1 tablespoon olive oil
1 clove garlic, minced
1 cup uncooked basmati rice
2 teaspoons ground cumin
2 teaspoons ground coriander
1 teaspoon ground turmeric
1 teaspoon ground cayenne pepper
1 quart chicken stock
1 ½ pounds ground turkey
2 (15 ounce) cans garbanzo beans (chickpeas), drained and rinsed
2 (15 ounce) cans black beans, drained and rinsed
1 bunch chopped fresh cilantro
1 bunch chopped fresh parsley
¼ cup pine nuts
salt and ground black pepper to taste

Steps:

  • Heat the olive oil in a large saucepan over medium heat.

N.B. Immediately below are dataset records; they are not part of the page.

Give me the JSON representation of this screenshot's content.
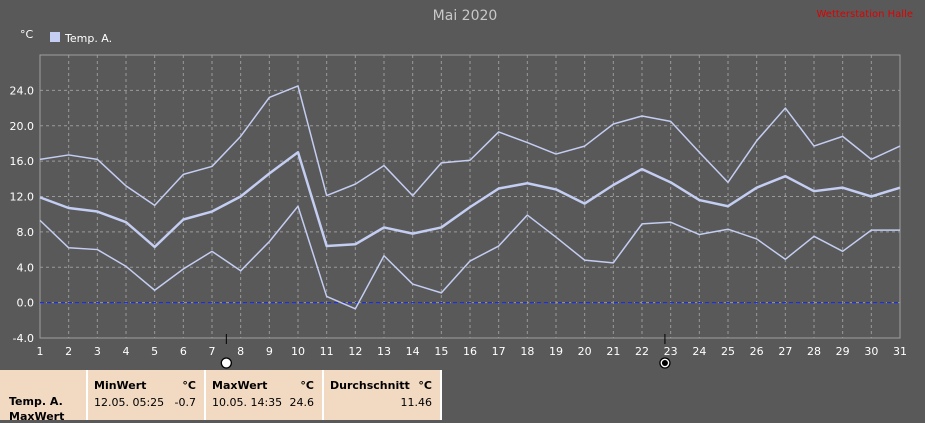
{
  "app": {
    "watermark": "Wetterstation Halle"
  },
  "chart_data": {
    "type": "line",
    "title": "Mai 2020",
    "ylabel": "°C",
    "xlabel": "",
    "x": [
      1,
      2,
      3,
      4,
      5,
      6,
      7,
      8,
      9,
      10,
      11,
      12,
      13,
      14,
      15,
      16,
      17,
      18,
      19,
      20,
      21,
      22,
      23,
      24,
      25,
      26,
      27,
      28,
      29,
      30,
      31
    ],
    "x_ticks": [
      "1",
      "2",
      "3",
      "4",
      "5",
      "6",
      "7",
      "8",
      "9",
      "10",
      "11",
      "12",
      "13",
      "14",
      "15",
      "16",
      "17",
      "18",
      "19",
      "20",
      "21",
      "22",
      "23",
      "24",
      "25",
      "26",
      "27",
      "28",
      "29",
      "30",
      "31"
    ],
    "y_ticks": [
      "-4.0",
      "0.0",
      "4.0",
      "8.0",
      "12.0",
      "16.0",
      "20.0",
      "24.0"
    ],
    "ylim": [
      -4,
      28
    ],
    "grid": true,
    "legend": {
      "position": "top-left",
      "entries": [
        "Temp. A."
      ]
    },
    "series": [
      {
        "name": "Temp. A.",
        "role": "max",
        "color": "#c4cdf2",
        "width": 1.5,
        "values": [
          16.2,
          16.7,
          16.2,
          13.2,
          11.0,
          14.5,
          15.4,
          18.8,
          23.2,
          24.5,
          12.1,
          13.4,
          15.5,
          12.1,
          15.8,
          16.1,
          19.3,
          18.1,
          16.8,
          17.7,
          20.2,
          21.1,
          20.5,
          17.0,
          13.6,
          18.3,
          22.0,
          17.7,
          18.8,
          16.2,
          17.7
        ]
      },
      {
        "name": "Temp. A.",
        "role": "mean",
        "color": "#c4cdf2",
        "width": 2.5,
        "values": [
          11.9,
          10.7,
          10.3,
          9.1,
          6.3,
          9.4,
          10.3,
          12.0,
          14.6,
          17.0,
          6.4,
          6.6,
          8.5,
          7.8,
          8.5,
          10.8,
          12.9,
          13.5,
          12.8,
          11.2,
          13.3,
          15.1,
          13.6,
          11.6,
          10.9,
          13.0,
          14.3,
          12.6,
          13.0,
          12.0,
          13.0
        ]
      },
      {
        "name": "Temp. A.",
        "role": "min",
        "color": "#c4cdf2",
        "width": 1.5,
        "values": [
          9.3,
          6.2,
          6.0,
          4.1,
          1.4,
          3.8,
          5.8,
          3.6,
          6.9,
          10.9,
          0.7,
          -0.7,
          5.3,
          2.1,
          1.1,
          4.7,
          6.4,
          9.9,
          7.4,
          4.8,
          4.5,
          8.9,
          9.1,
          7.7,
          8.3,
          7.2,
          4.9,
          7.5,
          5.8,
          8.2,
          8.2
        ]
      }
    ],
    "reference_line": {
      "y": 0,
      "color": "#1f2fd8"
    },
    "markers": [
      {
        "day": 7.5,
        "symbol": "full-moon-icon"
      },
      {
        "day": 22.8,
        "symbol": "new-moon-icon"
      }
    ]
  },
  "stats": {
    "series_label": "Temp. A.",
    "row2_label": "MaxWert",
    "min": {
      "header": "MinWert",
      "unit": "°C",
      "datetime": "12.05.  05:25",
      "value": "-0.7"
    },
    "max": {
      "header": "MaxWert",
      "unit": "°C",
      "datetime": "10.05.  14:35",
      "value": "24.6"
    },
    "avg": {
      "header": "Durchschnitt",
      "unit": "°C",
      "value": "11.46"
    }
  }
}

Stir in garlic, and cook 1 minute. Stir in rice, cumin, coriander, turmeric, and cayenne pepper. Cook and stir 5 minutes, then pour in chicken stock. Bring to a boil. Reduce heat to low, cover, and simmer 20 minutes.
  • Place the turkey in a skillet over medium heat, and cook until evenly brown.
  • Gently mix cooked turkey, garbanzo beans, black beans, cilantro, parsley, and pine nuts into the cooked rice. Season with salt and pepper.

Nutrition Facts : Calories 452.5 calories, Carbohydrate 55.7 g, Cholesterol 65.4 mg, Fat 12.2 g, Fiber 11.8 g, Protein 30.7 g, SaturatedFat 2.5 g, Sodium 1174.3 mg, Sugar 0.8 g

Tips:

  • Use high-quality ingredients: Fresh vegetables, flavorful spices, and tender chickpeas are essential for a delicious stew. Choose organic or locally-sourced ingredients whenever possible.
  • Don't skip the toasting step: Toasting the rice in a little oil before adding the other ingredients helps to develop its flavor and prevent it from becoming mushy.
  • Use a variety of spices: The combination of cumin, coriander, paprika, and turmeric gives this stew its characteristic Middle Eastern flavor. Feel free to adjust the amounts of each spice to your taste.
  • Use vegetable broth: Vegetable broth adds flavor and moisture to the stew. If you don't have any on hand, you can use water instead.
  • Simmer the stew for at least 30 minutes: This allows the flavors to meld and the chickpeas to become tender. If you're short on time, you can simmer the stew for a shorter period, but the flavor won't be as developed.
  • Serve with your favorite toppings: This stew is delicious served with a dollop of yogurt, a sprinkle of fresh herbs, or a drizzle of olive oil.

Conclusion:

Middle Eastern chickpea rice stew is a flavorful, hearty, and satisfying meal that's perfect for a weeknight dinner. It's easy to make and can be tailored to your own taste preferences. Serve it with your favorite toppings and enjoy!